Vier neue Filialen plant die Bäckerei Malzers in diesem Jahr. 150 sind es heute schon im ganzen Ruhrgebiet. Eine davon wird noch im Jahr 2023 in Ickern eröffnen. In eine ehemalige Filiale des Textilhändlers Zeeman zieht ein Back-Café ein. Dabei gibt es unweit dieser Stelle schon zwei Handwerks-Bäckereien. Eine davon ist in Sorge. Ist das berechtigt? Wir sprachen mit Christian Scherpel (29) aus der Malzers-Geschäftsleitung.

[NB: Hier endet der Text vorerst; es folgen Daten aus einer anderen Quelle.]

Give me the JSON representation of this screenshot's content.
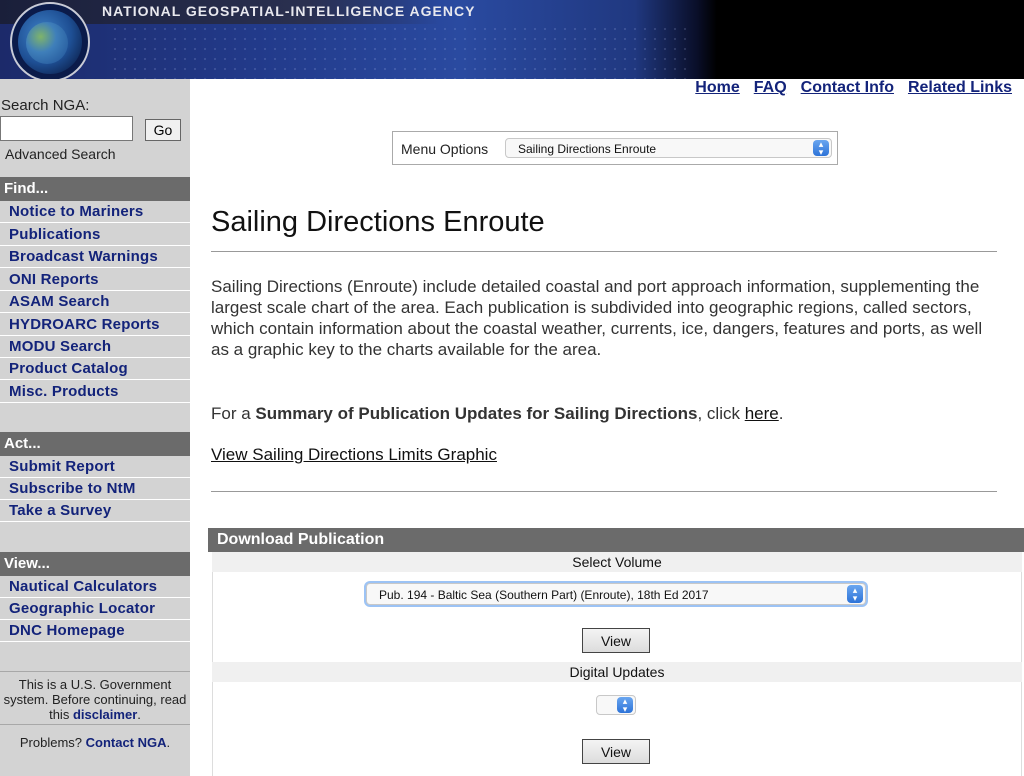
{
  "header": {
    "agency": "NATIONAL GEOSPATIAL-INTELLIGENCE AGENCY"
  },
  "top_links": [
    "Home",
    "FAQ",
    "Contact Info",
    "Related Links"
  ],
  "search": {
    "label": "Search NGA:",
    "value": "",
    "go_label": "Go",
    "advanced": "Advanced Search"
  },
  "sidebar": {
    "find_title": "Find...",
    "find_items": [
      "Notice to Mariners",
      "Publications",
      "Broadcast Warnings",
      "ONI Reports",
      "ASAM Search",
      "HYDROARC Reports",
      "MODU Search",
      "Product Catalog",
      "Misc. Products"
    ],
    "act_title": "Act...",
    "act_items": [
      "Submit Report",
      "Subscribe to NtM",
      "Take a Survey"
    ],
    "view_title": "View...",
    "view_items": [
      "Nautical Calculators",
      "Geographic Locator",
      "DNC Homepage"
    ],
    "disclaimer_1": "This is a U.S. Government",
    "disclaimer_2": "system.  Before continuing, read",
    "disclaimer_3": "this ",
    "disclaimer_link": "disclaimer",
    "disclaimer_end": ".",
    "problems": "Problems? ",
    "problems_link": "Contact NGA",
    "problems_end": "."
  },
  "menu_options": {
    "label": "Menu Options",
    "selected": "Sailing Directions Enroute"
  },
  "main": {
    "title": "Sailing Directions Enroute",
    "description": "Sailing Directions (Enroute) include detailed coastal and port approach information, supplementing the largest scale chart of the area. Each publication is subdivided into geographic regions, called sectors, which contain information about the coastal weather, currents, ice, dangers, features and ports, as well as a graphic key to the charts available for the area.",
    "summary_prefix": "For a ",
    "summary_bold": "Summary of Publication Updates for Sailing Directions",
    "summary_mid": ", click ",
    "summary_link": "here",
    "summary_end": ".",
    "limits_link": "View Sailing Directions Limits Graphic"
  },
  "download": {
    "title": "Download Publication",
    "select_volume_label": "Select Volume",
    "volume_selected": "Pub. 194 - Baltic Sea (Southern Part) (Enroute), 18th Ed 2017",
    "view_label": "View",
    "digital_updates_label": "Digital Updates",
    "digital_selected": "",
    "view_label_2": "View"
  }
}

Herr Scherpel, was führt Sie und Ihr Unternehmen nach Ickern?
Der Standort ist interessant, da das ein Stadtteil ist, in dem wir noch nicht sind. Ickern ist mit 15.000 Einwohnern attraktiv, der Stadtteil wächst. Unsere nächste Filiale ist beim Rewe in Habinghorst, ungefähr zwei Kilometer entfernt. Dieser Abstand ist für uns schon groß, denn keiner will weit fahren zu seiner Bäckerei. Der Bäcker ist ein Nahversorger. Er muss für viele Kunden fußläufig erreichbar sein.

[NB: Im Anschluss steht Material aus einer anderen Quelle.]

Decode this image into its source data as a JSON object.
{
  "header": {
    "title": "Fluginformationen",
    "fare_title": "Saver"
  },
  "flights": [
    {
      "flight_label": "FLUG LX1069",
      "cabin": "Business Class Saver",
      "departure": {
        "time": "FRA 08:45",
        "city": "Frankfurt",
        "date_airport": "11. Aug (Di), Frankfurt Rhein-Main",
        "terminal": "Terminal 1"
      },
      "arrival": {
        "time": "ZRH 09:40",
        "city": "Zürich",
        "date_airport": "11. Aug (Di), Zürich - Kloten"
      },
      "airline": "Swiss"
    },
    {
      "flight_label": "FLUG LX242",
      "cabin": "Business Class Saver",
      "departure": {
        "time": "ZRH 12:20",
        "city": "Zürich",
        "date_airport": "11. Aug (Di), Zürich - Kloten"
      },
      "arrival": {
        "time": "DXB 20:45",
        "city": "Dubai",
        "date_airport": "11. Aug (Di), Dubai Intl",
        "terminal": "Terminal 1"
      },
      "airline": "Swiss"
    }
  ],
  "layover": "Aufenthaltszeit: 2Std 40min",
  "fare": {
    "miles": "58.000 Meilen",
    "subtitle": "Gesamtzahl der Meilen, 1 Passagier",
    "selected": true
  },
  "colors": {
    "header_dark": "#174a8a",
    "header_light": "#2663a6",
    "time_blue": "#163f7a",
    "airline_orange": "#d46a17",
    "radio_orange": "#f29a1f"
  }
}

Aber in Ickern gibt es doch schon eine ansehnliche Backwaren-Verkaufs-Dichte...
Das in Ickern ist kein ungewohntes Bild. Die Bäckerei-Dichte ist im ganzen Ruhrgebiet hoch. Allein in der Dortmunder Innenstadt haben wir fünf Malzers-Filialen, da sind aber auch noch 15 andere Bäckereien innerhalb des Walls.
Sie fürchten den Wettbewerb also nicht?
Nein, wir glauben, dass es auch guttun kann, wenn es verschiedene Betriebe gibt, die daran arbeiten, dass die Kunden ein gutes Angebot haben. Alle werden sich anstrengen, die Kunden zu überzeugen, und das ist für die Bewohner doch das schönste. Dass Bäckereien so nah zusammen sind, ist nicht neu, auch und gerade nicht in Ickern. Auch die Bäckerei Auffenberg hat doch in Huckarde oder anderswo Geschäfte aufgemacht. Jeder Bäcker, der expandiert, kommt in ein Viertel, wo andere schon da sind.
Dann mal los: Was haben Sie denn in Ickern geplant?
Unser Café in Ickern soll im Oktober eröffnen. Wir stellen in diesem Monat den Bauantrag, dann hoffen wir auf den Umbau ab September. Das geht dann recht schnell. Wir bauen da eine relativ große Filiale mit 300 Quadratmetern Geschäftsfläche. Wir betreiben dann dort neben dem Theken-Verkauf ein Innen- und Außencafé. Alle Brötchen werden frisch vor Ort gebacken, wie in all unseren frei stehenden Geschäften bieten wir dazu frisch zubereitete Snacks und Gastronomie an: Kuchen, belegte Brötchen, Kaffee. Innen werden wir rund 40 Sitzplätze haben, außen sind weitere 20 Sitzplätze vor dem Schaufenster geplant.

Wie viele Mitarbeiter werden dort für Malzers arbeiten?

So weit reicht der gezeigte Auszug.